If a member of the public wants to find out what the major newspapers are reporting in the IT field, they need to ask the right question in the first place. I started by using “IT news” as my search string, but this was often worse than useless - a sample result from the Daily Telegraph included “Reflections on the self: from Dürer to Struth, in pictures”, followed by “Chelsea transfer news and rumours”!. It wasn’t until I expanded it to “IT and digital news” that (some) relevant information came up.
When I searched using this string, a lot of, OK, a bit more, digital news came up. The Telegraph wasn’t much better though, with the first result being a story from 2007, followed by a piece on pocket money and ‘digital curls’ in hair, both from 2015.
At the other end of the political spectrum, the Guardian tries to push anyone searching for digital news towards its own Guardian Digital Media Group: as a result almost all the results are for stories to do with digital media and especially the big publishers’ approach to what is, for them, a real problem as they see paper sales plummet and online revenues struggle to make up the difference. The Independent is about as useless as the Telegraph, with its search results throwing up stories about Ferne Cotton, the Eurovision Song Contest, the film director Brad Bird and similar, not-very-techie stuff.
Moving to the polar opposite of the Indie, the Daily Mail, famous for its online ‘news’ sidebar, at least has some digital stories, albeit largely about Apple, before reaching for more familiar territory along the lines of ‘Spanish king’s nephew in argument at Madrid amusement park’ and the very Mailish, “Do auto-checks spell disaster? Only two-thirds of adults achieve spelling level expected of primary school children”. And yes, there was a story attacking the BBC too!
The Daily Mirror is halfway between the Mail and the Independent when it comes to IT and digital news. A sprinkling of news about Apple and Google comes up first before we get to the celebrity stuff. Not great, but better than the Sun, where you have to register even to search for anything. Instead, I searched on Google for “The Sun IT and digital news” and got a story about a cow having a QR code branded on to its side.

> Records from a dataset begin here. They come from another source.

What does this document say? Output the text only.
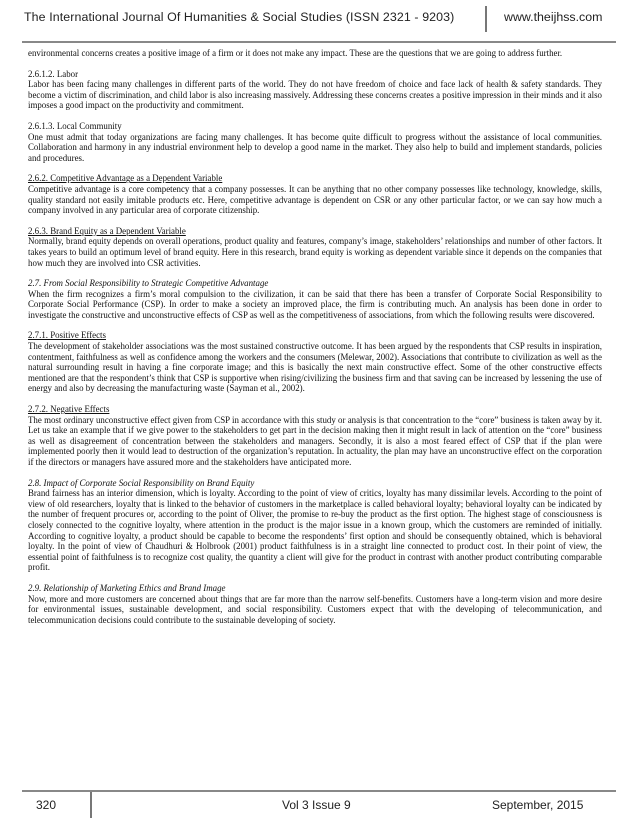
The International Journal Of Humanities & Social Studies (ISSN 2321 - 9203)	www.theijhss.com

environmental concerns creates a positive image of a firm or it does not make any impact. These are the questions that we are going to address further.

2.6.1.2. Labor

Labor has been facing many challenges in different parts of the world. They do not have freedom of choice and face lack of health & safety standards. They become a victim of discrimination, and child labor is also increasing massively. Addressing these concerns creates a positive impression in their minds and it also imposes a good impact on the productivity and commitment.

2.6.1.3. Local Community

One must admit that today organizations are facing many challenges. It has become quite difficult to progress without the assistance of local communities. Collaboration and harmony in any industrial environment help to develop a good name in the market. They also help to build and implement standards, policies and procedures.

2.6.2. Competitive Advantage as a Dependent Variable

Competitive advantage is a core competency that a company possesses. It can be anything that no other company possesses like technology, knowledge, skills, quality standard not easily imitable products etc. Here, competitive advantage is dependent on CSR or any other particular factor, or we can say how much a company involved in any particular area of corporate citizenship.

2.6.3. Brand Equity as a Dependent Variable

Normally, brand equity depends on overall operations, product quality and features, company’s image, stakeholders’ relationships and number of other factors. It takes years to build an optimum level of brand equity. Here in this research, brand equity is working as dependent variable since it depends on the companies that how much they are involved into CSR activities.

2.7. From Social Responsibility to Strategic Competitive Advantage

When the firm recognizes a firm’s moral compulsion to the civilization, it can be said that there has been a transfer of Corporate Social Responsibility to Corporate Social Performance (CSP). In order to make a society an improved place, the firm is contributing much. An analysis has been done in order to investigate the constructive and unconstructive effects of CSP as well as the competitiveness of associations, from which the following results were discovered.

2.7.1. Positive Effects

The development of stakeholder associations was the most sustained constructive outcome. It has been argued by the respondents that CSP results in inspiration, contentment, faithfulness as well as confidence among the workers and the consumers (Melewar, 2002). Associations that contribute to civilization as well as the natural surrounding result in having a fine corporate image; and this is basically the next main constructive effect. Some of the other constructive effects mentioned are that the respondent’s think that CSP is supportive when rising/civilizing the business firm and that saving can be increased by lessening the use of energy and also by decreasing the manufacturing waste (Sayman et al., 2002).

2.7.2. Negative Effects

The most ordinary unconstructive effect given from CSP in accordance with this study or analysis is that concentration to the “core” business is taken away by it. Let us take an example that if we give power to the stakeholders to get part in the decision making then it might result in lack of attention on the “core” business as well as disagreement of concentration between the stakeholders and managers. Secondly, it is also a most feared effect of CSP that if the plan were implemented poorly then it would lead to destruction of the organization’s reputation. In actuality, the plan may have an unconstructive effect on the corporation if the directors or managers have assured more and the stakeholders have anticipated more.

2.8. Impact of Corporate Social Responsibility on Brand Equity

Brand fairness has an interior dimension, which is loyalty. According to the point of view of critics, loyalty has many dissimilar levels. According to the point of view of old researchers, loyalty that is linked to the behavior of customers in the marketplace is called behavioral loyalty; behavioral loyalty can be indicated by the number of frequent procures or, according to the point of Oliver, the promise to re-buy the product as the first option. The highest stage of consciousness is closely connected to the cognitive loyalty, where attention in the product is the major issue in a known group, which the customers are reminded of initially. According to cognitive loyalty, a product should be capable to become the respondents’ first option and should be consequently obtained, which is behavioral loyalty. In the point of view of Chaudhuri & Holbrook (2001) product faithfulness is in a straight line connected to product cost. In their point of view, the essential point of faithfulness is to recognize cost quality, the quantity a client will give for the product in contrast with another product contributing comparable profit.

2.9. Relationship of Marketing Ethics and Brand Image

Now, more and more customers are concerned about things that are far more than the narrow self-benefits. Customers have a long-term vision and more desire for environmental issues, sustainable development, and social responsibility. Customers expect that with the developing of telecommunication, and telecommunication decisions could contribute to the sustainable developing of society.

320	Vol 3 Issue 9	September, 2015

The BBC’s home page search facility takes us into much the same kind of results as the Mirror/Mail, albeit with a BBC slant. However, those in the know will go to the main BBC News page where you can find a ‘Tech’ section, which is pretty good, with a mixture of populist and industry news.
However, I’ve left the best to last. The Times, certainly on the basis of my search, has far more really interesting IT and digital news than all the rest of its competitors. Not only that, but they are proper news stories – all from the last few weeks or months – and not just reporting the day’s topical story (at the time of writing the new Apple music streaming service). So if you’re old enough to remember the ‘Thunderer’s’ famous advertising slogan, we can adapt it for the 21st century – “Top IT people take the Times”. Or rather, look at it online!
In conclusion, although I firmly believe in the importance of quality journalism (IT ‘disasters’ do need highlighting), it’s disappointing that so many of the major titles don’t seem to take IT as seriously as they should. In fact, IT is so important to the media industry itself you’d think they might be more aware of its current and future importance to our economy and society - and.more forthright in acknowledging the many success stories we have rather than concentrating on digital curls and QR codes on cows.